Physical activity is good for people with asthma. It improves lung function, supports the immune system and helps keep people’s weight down, cutting the risk of an asthma attack. However, since some people with asthma find that exercise triggers their symptoms, they may feel apprehensive about getting started.
Patient's sports survey
In Patient's recent survey of 281 healthcare professionals, the medical community was somewhat divided in what sports they'd recommend to people with asthma. The most recommended activities were yoga and Pilates (recommended by 60% of doctors), archery and shooting (recommended by 51%) and cycling (recommended by 49%). Conversely, the least recommended activities were all competitive sports - squash (22%), hockey (21%) and rugby (18%).
Exercising with asthma
This rather complex picture reflects the nuances involved in exercising with asthma. While there are many upsides to staying fit, it is essential that the condition is properly managed and you have a good awareness of your personal triggers.
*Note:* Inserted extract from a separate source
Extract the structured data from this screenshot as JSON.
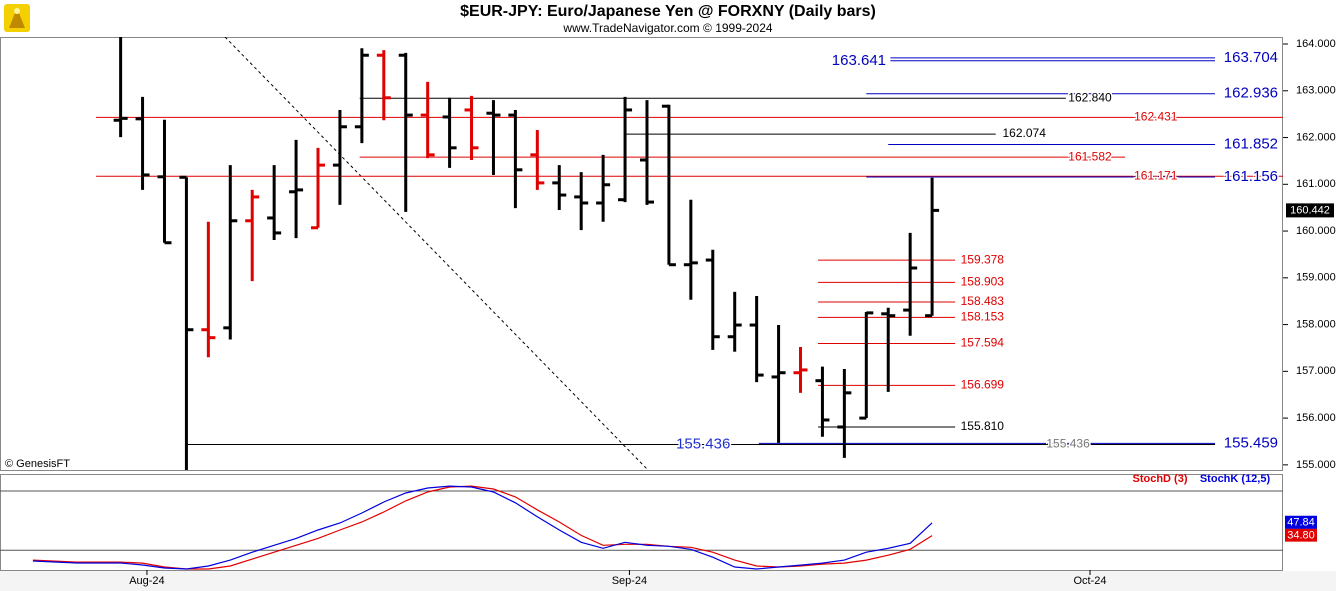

"If people are looking after their asthma well, and their symptoms are under control, they should be able to enjoy any type of exercise, whether that's swimming, running or even competitive sport," says Dr Andy Whittamore, Asthma UK's clinical lead and a practising GP. "If a person's asthma is not under control, they're new to exercise or haven't done any in a while, it might be best to start with less intense aerobic activities such as yoga or walking."
Clearly, recommendations will vary depending on your personal circumstances. For instance, swimming (recommended by 45% of doctors) is often beneficial, as the warm, moist air around swimming pools is generally good for sensitive airways. On the other hand, some people find that the chlorine used in pools can be a trigger.
According to the widely used SIGN/BTS guidelines, for most people with asthma, symptoms brought on by exercise are an indication that overall control is poor or at least inadequate. This means your medication, including 'preventer' inhalers, should be reviewed. However, some people have few or no symptoms except when they exercise. For them, the guidelines recommend taking a dose of 'reliever' inhaler immediately before exercise to keep the airways open and prevent symptoms from coming on.
On a similar note, running (recommended by just 29% of doctors), is excellent for overall fitness, and there are a number of world-class athletes, such as Paula Radcliffe and Jo Pavey, who have found asthma to be no impediment. However, it is imperative to warm up and cool down thoroughly, and to carry your reliever inhaler with you at all times.
"Cold weather can irritate sensitive airways, so you could try exercising indoors over winter or consider doing less vigorous exercise on cold days," says Dr Whittamore. "There are also likely to be other asthma triggers that people come into contact with, such as pollen."
If you haven't exercised in a while, or your asthma is severe, it may be preferable to start with a more moderate activity. It perhaps is no coincidence that the survey leaders, yoga and Pilates, are usually conducted indoors, emphasise controlled breathing and can be taken at your own level of intensity.
Lynne Robinson, founder and director of Body Control Pilates and author of The Pilates Bible and Pilates for Life, points out that Joseph Pilates himself (the founder of Pilates) suffered from asthma as a child.
"That is probably why teaching efficient breathing is central to our method," she says. "You are taught lateral thoracic breathing to maximise the efficiency of the breath. You also learn how to coordinate your breath with your movements. This, coupled with the relaxation element of classes, makes it ideal for asthmatics helping them learn how to stay calm and breathe deeply during an attack."
The key message is that, provided you are feeling well generally and are taking your preventer medicines as prescribed, there is really no stopping you from enjoying your physical activity of choice. In a survey by Asthma UK, 37% of people with asthma said that exercising made them happier and healthier overall. Among parents who had children with asthma, 83% said exercise was good for helping their child feel more confident about their condition.
However, if you are having difficulty exercising because of asthma, it's important to speak with your GP or asthma nurse, who can assess your treatment. They will help you develop an up-to-date written asthma action plan that details what you should do if your symptoms are getting worse.
"It's a good idea for people to take a photo of this on their phone so they always have a copy when they’re out and about," says Dr Whittamore. "If you have symptoms when you exercise, stop, take your reliever inhaler and wait until you feel better before starting again."